Наоборот. Он словно напился мутной и затхлой воды, не утолявшей жажды. У него было дурное предчувствие, будто он что-то упустил или забыл сделать, а может, даже совершил непоправимую ошибку. Хасан тряхнул головой, чтобы избавиться от этих мыслей.
Проклятый Тарик… Его смерть навеяла ненужные воспоминания о далеком прошлом, когда он по своей наивности еще называл этого гнусного вероотступника другом. Наверное, дело в этом. В чем же еще?
– Готово, господин. – Стражники закончили свое дело, смыв даже пятна крови на стенах и на полу.

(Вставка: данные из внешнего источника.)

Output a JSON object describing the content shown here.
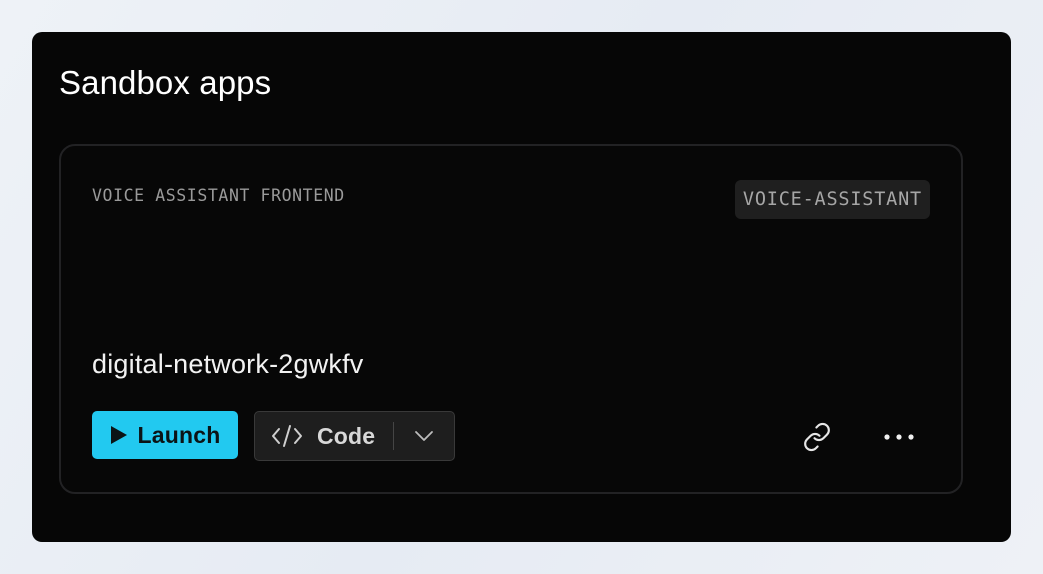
{
  "panel": {
    "title": "Sandbox apps"
  },
  "card": {
    "subtitle": "VOICE ASSISTANT FRONTEND",
    "tag": "VOICE-ASSISTANT",
    "app_name": "digital-network-2gwkfv",
    "actions": {
      "launch_label": "Launch",
      "code_label": "Code",
      "launch_icon": "play-icon",
      "code_icon": "code-brackets-icon",
      "dropdown_icon": "chevron-down-icon",
      "link_icon": "link-icon",
      "more_icon": "more-horizontal-icon"
    }
  },
  "colors": {
    "accent": "#22c9f0",
    "panel_background": "#060606",
    "card_border": "#222224"
  }
}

Хасан одобрительно кивнул. У него были все основания быть довольным. Но несмотря на это…
– Прежде чем вы уйдете, чтобы закончить свое дело в пустыне, поклянитесь Аллахом, что никому не скажете, что видели этой ночью, – ни другу, ни хозяину, ни жене, ни детям. – Последнее было явно лишним: у солдат не было ни жен, ни детей. – Держите язык за зубами, даже если сам Субуктакин спросит об этом. Понятно? Поклянитесь!
Стражники вскинули вверх левую руку.
– Клянемся, господин!
Хасан с удивлением взглянул на второго стражника – оказывается, он тоже умел говорить.
– И помните, что ваши души никогда не попадут в рай, если вы нарушите эту клятву.
Переглянувшись, они побледнели.
– Наш священный долг – хранить в строжайшей тайне все, что мы увидели сегодня ночью. Всемилостивейший и всемогущий Аллах доверил нам задачу охранять души правоверных от мерзопакостной заразы святотатства. – Стражники рьяно тряхнули головами. – Да провалиться нам на этом месте, если мы ослушаемся вашего приказа. Вы можете на нас положиться, господин.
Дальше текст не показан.